By now, we have all heard about how the great Independent swing toward Democrats from 2004 to 2006 was the key to Democratic victory. This is something many of us saw coming for quite some time, and we even dubbed it the "Indycrat" phenomenon. The first article I saw on this was a June 2005 post by Jerome Armstrong. During the rest of that year, it was a topic that was discussed other places like Donkey Rising, Survey USA and many other election focused outlets.
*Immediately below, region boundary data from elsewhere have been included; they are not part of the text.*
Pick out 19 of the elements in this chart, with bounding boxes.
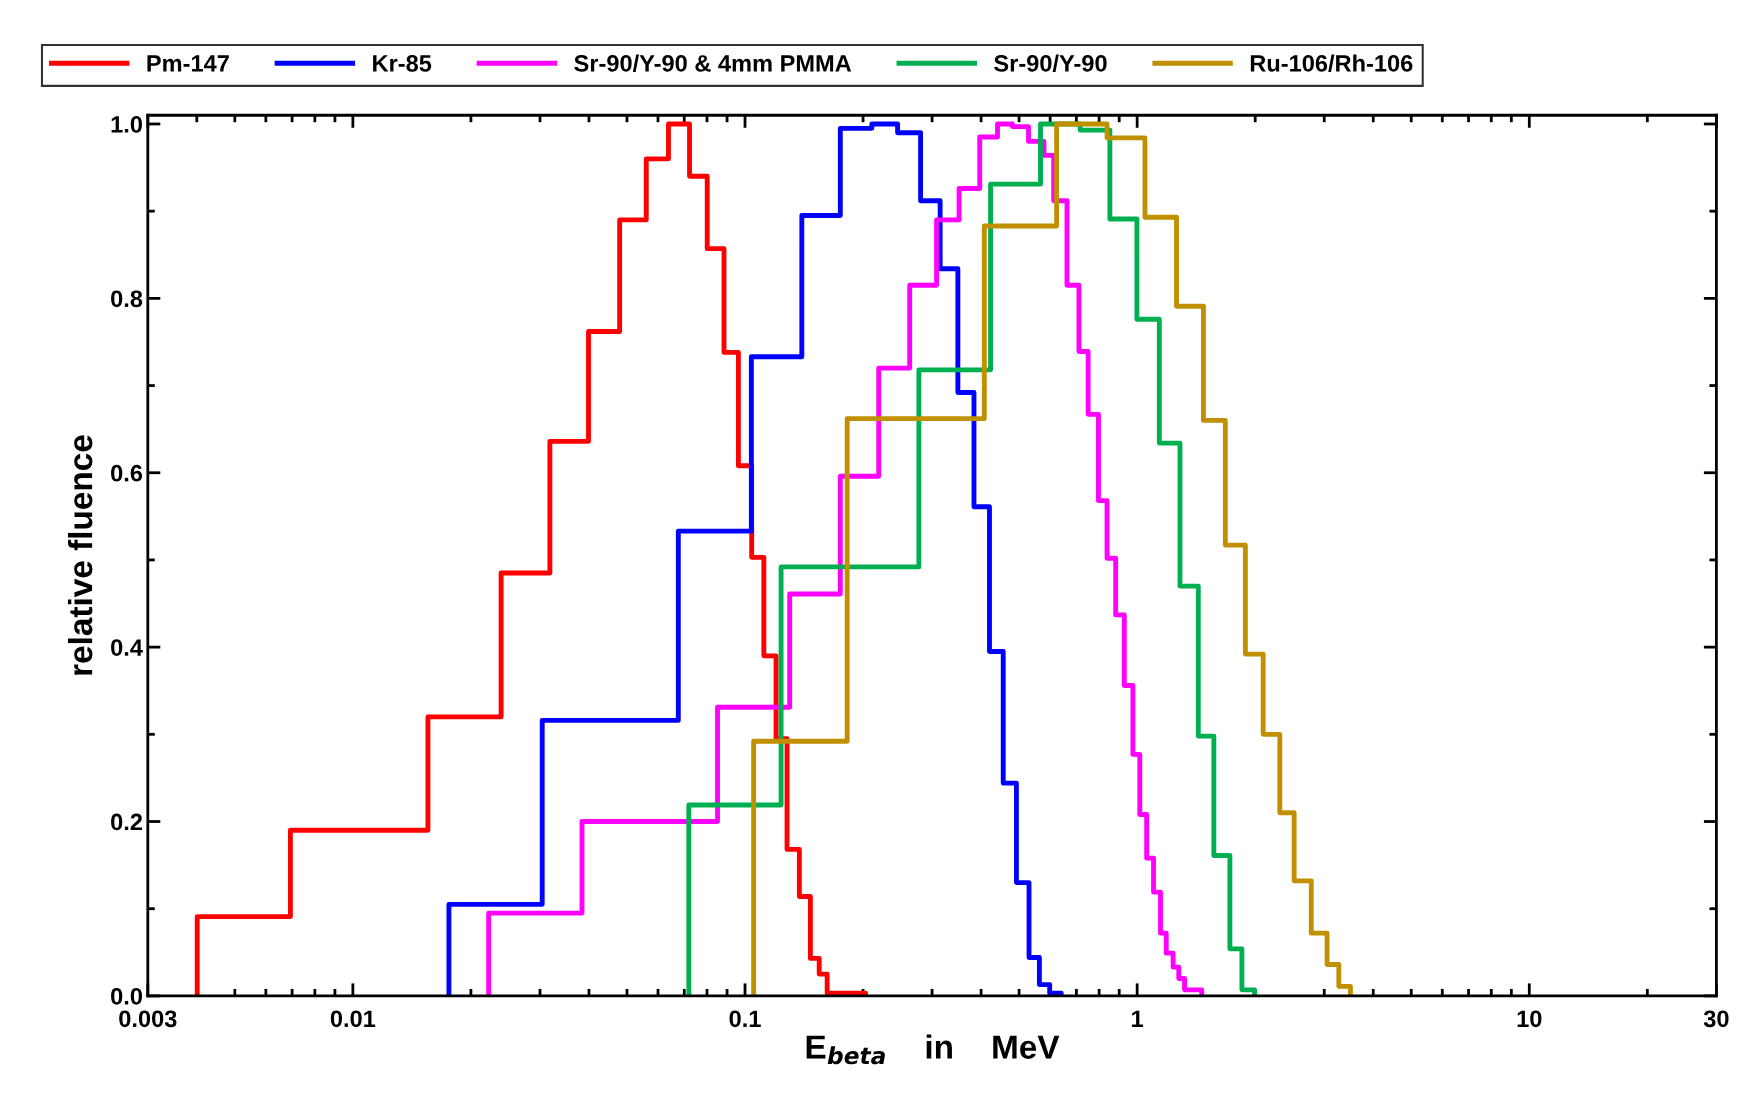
- x-tick-label: 10: [1517, 1010, 1542, 1028]
- legend-label: Pm-147: [147, 55, 229, 72]
- y-tick-label: 0.2: [111, 813, 143, 831]
- y-tick-label: 0.6: [111, 464, 143, 482]
- x-tick-label: 30: [1703, 1010, 1729, 1028]
- legend-label: Ru-106/Rh-106: [1250, 54, 1413, 72]
- y-tick-label: 0.0: [111, 987, 142, 1005]
- legend-label: Sr-90/Y-90 & 4mm PMMA: [574, 54, 852, 72]
- x-tick-label: 0.01: [330, 1010, 376, 1028]
- legend-label: Kr-85: [373, 55, 432, 72]
- x-tick-label: 1: [1132, 1010, 1144, 1027]
- y-tick-label: 1.0: [111, 116, 142, 133]
- x-tick-label: 0.1: [729, 1010, 761, 1028]
- text: E$_{beta}$ in MeV: [806, 1034, 1060, 1065]
- y-tick-label: 0.4: [111, 639, 143, 656]
- y-axis-title: relative fluence: [67, 435, 93, 675]
- legend-label: Sr-90/Y-90: [994, 54, 1107, 72]
- y-tick-label: 0.8: [111, 290, 143, 308]
- x-tick-label: 0.003: [119, 1010, 177, 1028]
However, at Yearly Kos I briefly chatted with Simon Rosenberg who asked me to look into whether, from 2004 to 2006, Democrats received a greater vote swing from self-identified Democrats or from self-identified Independents. The reason he asked me to do that is because he believed Democrats actually received more of a boost from self-identifying Dems than they did from self-identifying Independents. While I was skeptical of this at first, I just looked into it now, at it appears Simon was right. Comparing 2004 and 2006 exit polls, here is the estimated swing Democrats received according to partisan self-identification:
Overall Dem vote increase: 5.15%
Growth from Dem's: 2.41%
Growth from Ind's: 2.08%
Growth from Rep's: 0.66%
This is rather surprising, but it does seem to be the case that Democrats won 2006 just as much by exciting the rank and file as anything else. I am actually kicking myself right now for not realizing this sooner, as it is the sort of statistic I pride myself on digging up. This would have been extremely useful to combat the post-election narrative that Democrats won in 2006 by being centrist, conservative, or in anyway breaking from their own party. The independent swing was important, but the swing they managed to pull off through an excited base was just as important, if not more so. Democrats stuck with their own party more often than Republicans, and then turned out at higher rates. Without this swing from their own base, Republicans would certainly still be in the majority in the Senate, and probably still be in the majority in the House.
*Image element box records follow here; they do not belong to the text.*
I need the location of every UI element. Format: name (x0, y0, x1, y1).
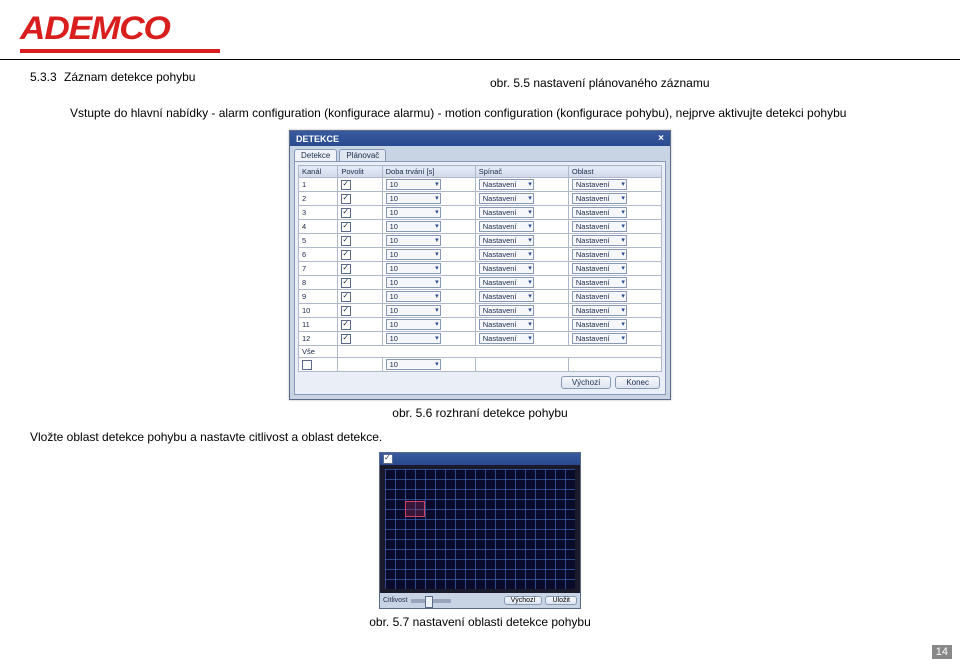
duration-dropdown[interactable]: 10 (386, 179, 441, 190)
area-dropdown[interactable]: Nastavení (572, 249, 627, 260)
area-dropdown[interactable]: Nastavení (572, 305, 627, 316)
paragraph-2: Vložte oblast detekce pohybu a nastavte … (30, 430, 930, 444)
close-button[interactable]: Konec (615, 376, 660, 389)
area-dropdown[interactable]: Nastavení (572, 221, 627, 232)
trigger-dropdown[interactable]: Nastavení (479, 291, 534, 302)
duration-dropdown[interactable]: 10 (386, 193, 441, 204)
area-dropdown[interactable]: Nastavení (572, 179, 627, 190)
table-row: 210NastaveníNastavení (299, 192, 662, 206)
logo-underline (20, 49, 220, 53)
window-titlebar: DETEKCE × (290, 131, 670, 146)
trigger-dropdown[interactable]: Nastavení (479, 277, 534, 288)
caption-5-6: obr. 5.6 rozhraní detekce pohybu (30, 406, 930, 420)
slider-label: Citlivost (383, 597, 408, 604)
table-row: 910NastaveníNastavení (299, 290, 662, 304)
area-dropdown[interactable]: Nastavení (572, 207, 627, 218)
section-title: Záznam detekce pohybu (64, 70, 195, 84)
col-povolit: Povolit (338, 166, 382, 178)
enable-check[interactable] (341, 194, 351, 204)
enable-check[interactable] (341, 264, 351, 274)
table-row: 410NastaveníNastavení (299, 220, 662, 234)
col-kanal: Kanál (299, 166, 338, 178)
close-icon[interactable]: × (658, 133, 664, 144)
caption-5-7: obr. 5.7 nastavení oblasti detekce pohyb… (30, 615, 930, 629)
page-number: 14 (932, 645, 952, 659)
enable-check[interactable] (341, 320, 351, 330)
detekce-window: DETEKCE × Detekce Plánovač Kanál Povolit… (289, 130, 671, 400)
enable-check[interactable] (341, 250, 351, 260)
area-check[interactable] (383, 454, 393, 464)
area-dropdown[interactable]: Nastavení (572, 235, 627, 246)
duration-dropdown[interactable]: 10 (386, 235, 441, 246)
area-window: Citlivost Výchozí Uložit (379, 452, 581, 609)
col-oblast: Oblast (568, 166, 661, 178)
tab-planovac[interactable]: Plánovač (339, 149, 386, 161)
col-spinac: Spínač (475, 166, 568, 178)
trigger-dropdown[interactable]: Nastavení (479, 319, 534, 330)
table-row: 1010NastaveníNastavení (299, 304, 662, 318)
logo: ADEMCO (20, 10, 960, 47)
table-row: 810NastaveníNastavení (299, 276, 662, 290)
dropdown-all-duration[interactable]: 10 (386, 359, 441, 370)
trigger-dropdown[interactable]: Nastavení (479, 179, 534, 190)
enable-check[interactable] (341, 278, 351, 288)
area-titlebar (380, 453, 580, 465)
enable-check[interactable] (341, 334, 351, 344)
trigger-dropdown[interactable]: Nastavení (479, 221, 534, 232)
tab-detekce[interactable]: Detekce (294, 149, 337, 161)
enable-check[interactable] (341, 180, 351, 190)
enable-check[interactable] (341, 208, 351, 218)
area-save-button[interactable]: Uložit (545, 596, 577, 605)
window-title: DETEKCE (296, 134, 339, 144)
section-number: 5.3.3 (30, 70, 57, 84)
default-button[interactable]: Výchozí (561, 376, 611, 389)
area-dropdown[interactable]: Nastavení (572, 291, 627, 302)
table-row: 310NastaveníNastavení (299, 206, 662, 220)
col-doba: Doba trvání [s] (382, 166, 475, 178)
duration-dropdown[interactable]: 10 (386, 333, 441, 344)
duration-dropdown[interactable]: 10 (386, 221, 441, 232)
table-row: 110NastaveníNastavení (299, 178, 662, 192)
check-all[interactable] (302, 360, 312, 370)
trigger-dropdown[interactable]: Nastavení (479, 207, 534, 218)
enable-check[interactable] (341, 222, 351, 232)
table-row: 1110NastaveníNastavení (299, 318, 662, 332)
duration-dropdown[interactable]: 10 (386, 249, 441, 260)
area-dropdown[interactable]: Nastavení (572, 193, 627, 204)
detection-table: Kanál Povolit Doba trvání [s] Spínač Obl… (298, 165, 662, 372)
duration-dropdown[interactable]: 10 (386, 207, 441, 218)
duration-dropdown[interactable]: 10 (386, 305, 441, 316)
trigger-dropdown[interactable]: Nastavení (479, 193, 534, 204)
paragraph-1: Vstupte do hlavní nabídky - alarm config… (70, 106, 930, 120)
selected-region[interactable] (405, 501, 425, 517)
trigger-dropdown[interactable]: Nastavení (479, 263, 534, 274)
caption-5-5: obr. 5.5 nastavení plánovaného záznamu (490, 76, 710, 90)
trigger-dropdown[interactable]: Nastavení (479, 333, 534, 344)
tabs: Detekce Plánovač (290, 146, 670, 161)
duration-dropdown[interactable]: 10 (386, 291, 441, 302)
detection-area-grid[interactable] (385, 469, 575, 589)
area-dropdown[interactable]: Nastavení (572, 277, 627, 288)
trigger-dropdown[interactable]: Nastavení (479, 249, 534, 260)
area-dropdown[interactable]: Nastavení (572, 319, 627, 330)
section-heading: 5.3.3 Záznam detekce pohybu (30, 70, 230, 84)
area-dropdown[interactable]: Nastavení (572, 333, 627, 344)
table-row: 510NastaveníNastavení (299, 234, 662, 248)
row-all-label: Vše (299, 346, 338, 358)
sensitivity-slider[interactable]: Citlivost (383, 596, 451, 605)
duration-dropdown[interactable]: 10 (386, 263, 441, 274)
trigger-dropdown[interactable]: Nastavení (479, 305, 534, 316)
duration-dropdown[interactable]: 10 (386, 277, 441, 288)
trigger-dropdown[interactable]: Nastavení (479, 235, 534, 246)
area-default-button[interactable]: Výchozí (504, 596, 543, 605)
area-dropdown[interactable]: Nastavení (572, 263, 627, 274)
table-row: 710NastaveníNastavení (299, 262, 662, 276)
table-row: 610NastaveníNastavení (299, 248, 662, 262)
enable-check[interactable] (341, 292, 351, 302)
table-row: 1210NastaveníNastavení (299, 332, 662, 346)
enable-check[interactable] (341, 306, 351, 316)
duration-dropdown[interactable]: 10 (386, 319, 441, 330)
enable-check[interactable] (341, 236, 351, 246)
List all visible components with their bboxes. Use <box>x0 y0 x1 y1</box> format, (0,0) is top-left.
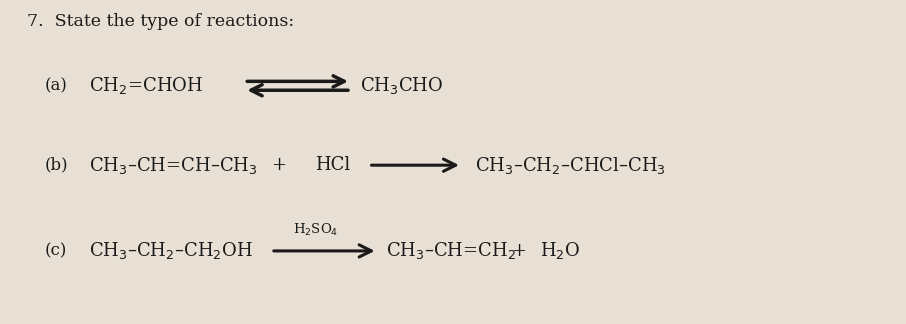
Text: H$_2$SO$_4$: H$_2$SO$_4$ <box>293 222 338 238</box>
Text: H$_2$O: H$_2$O <box>540 240 580 261</box>
Text: CH$_3$CHO: CH$_3$CHO <box>360 75 443 96</box>
Text: 7.  State the type of reactions:: 7. State the type of reactions: <box>27 13 294 30</box>
Text: +: + <box>511 242 525 260</box>
Text: CH$_3$–CH$_2$–CH$_2$OH: CH$_3$–CH$_2$–CH$_2$OH <box>89 240 253 261</box>
Text: (b): (b) <box>44 157 68 174</box>
Text: (a): (a) <box>44 77 67 94</box>
Text: HCl: HCl <box>315 156 351 174</box>
Text: (c): (c) <box>44 242 67 260</box>
Text: +: + <box>271 156 286 174</box>
Text: CH$_3$–CH=CH$_2$: CH$_3$–CH=CH$_2$ <box>386 240 516 261</box>
Text: CH$_3$–CH=CH–CH$_3$: CH$_3$–CH=CH–CH$_3$ <box>89 155 257 176</box>
Text: CH$_3$–CH$_2$–CHCl–CH$_3$: CH$_3$–CH$_2$–CHCl–CH$_3$ <box>475 155 666 176</box>
Text: CH$_2$=CHOH: CH$_2$=CHOH <box>89 75 203 96</box>
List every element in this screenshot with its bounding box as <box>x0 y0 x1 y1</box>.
The role of the Democratic base in winning the 2006 election has been extremely under-reported. This is disturbing, because the power centers one uses to win an election almost inevitably end being the power centers to whom ones caters after the election. If Democrats are unaware that there own base was largely responsible for their victory then, well, that might actually explain the way we have governed to date. There are quite a few Democrats, such as these congresscritters listed by Howie, who don't think they owe their own base anything, and they are voting accordingly. I think it would be useful to find a way to remind them who helped put them in office / the majority.